We had the best speaker at MOPS the other day. She spoke about discipline-what it is, what it should look like, what worked for her. Her only credentials were raising three kids, one of whom was extraordinarily strong willed, and being tuned into the Holy Spirit. Her talk just lit a fire under my bum about how I have kind of slacked off in the area of expecting full time, first time obedience.
When we got home on Tuesday, I sat my girls down for a chat, and told them I was sorry I had been allowing disobedience in their lives. I told them God expects me to discipline them when they disobey and they need to answer me when I say their names, they need to do as I say without whining, arguing, or complaining, and they need to always be kind and respectful to everyone.
Who’s to blame when I get frustrated if I say “Brielle.”….”Brielle!!” …”BREE-ELLE!!” and then she comes?
Me. I’ve trained her to not listen until I raise my voice.
Who’s to blame if I start to lose my cool when my four year old argues with me?
Me. I’ve trained her that she will get a response, she obtains an ongoing dialogue if she talks back to me, instead of just expecting obedience and disciplining her if it doesn’t happen.
Who’s to blame if they drive me crazy by fighting and bickering with each other?
Me. I’ve trained them by allowing them to disrespect one another.
I realized after this talk that I have let the standard slide as of late. I’m going to have to interrupt Cadrian’s nursings. I’m going to have to pull the car over. I’m going to have to get up and get a hold of the offending child. I’m going to have to get–and stay– more consistent.
Discipline sometimes scares me–I grew up in an angry home; where yelling, screaming, belittling, criticism, hitting and striking in anger were the norm. I was very strong willed, and I found I could push and push and get my way. This is the opposite of what I want for the lives of my children.
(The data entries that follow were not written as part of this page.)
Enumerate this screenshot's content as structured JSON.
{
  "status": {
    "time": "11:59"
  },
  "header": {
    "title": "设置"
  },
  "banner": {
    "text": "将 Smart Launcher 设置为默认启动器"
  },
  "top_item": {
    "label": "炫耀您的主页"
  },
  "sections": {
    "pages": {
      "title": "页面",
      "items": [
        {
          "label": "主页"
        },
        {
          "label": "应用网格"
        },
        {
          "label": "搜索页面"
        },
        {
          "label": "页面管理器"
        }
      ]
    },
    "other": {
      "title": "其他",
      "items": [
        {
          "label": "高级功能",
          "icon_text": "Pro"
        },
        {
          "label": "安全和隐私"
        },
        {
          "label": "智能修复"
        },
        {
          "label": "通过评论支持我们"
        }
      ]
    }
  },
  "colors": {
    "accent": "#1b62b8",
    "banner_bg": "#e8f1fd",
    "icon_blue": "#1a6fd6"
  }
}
I don’t want raised voices. I don’t want my kids to feel like failures if they don’t do it “right”. I don’t want hurt feelings. I don’t want my emotions to rule the home, but the standards of God. I want my children to know what treasures they are. I want my children to know how loved they are. I want my children to realize they have value simply because God created them. I want them to feel secure in the boundaries in our home.
And I hope and pray that by returning to the basics of discipline, God will accomplish this through me.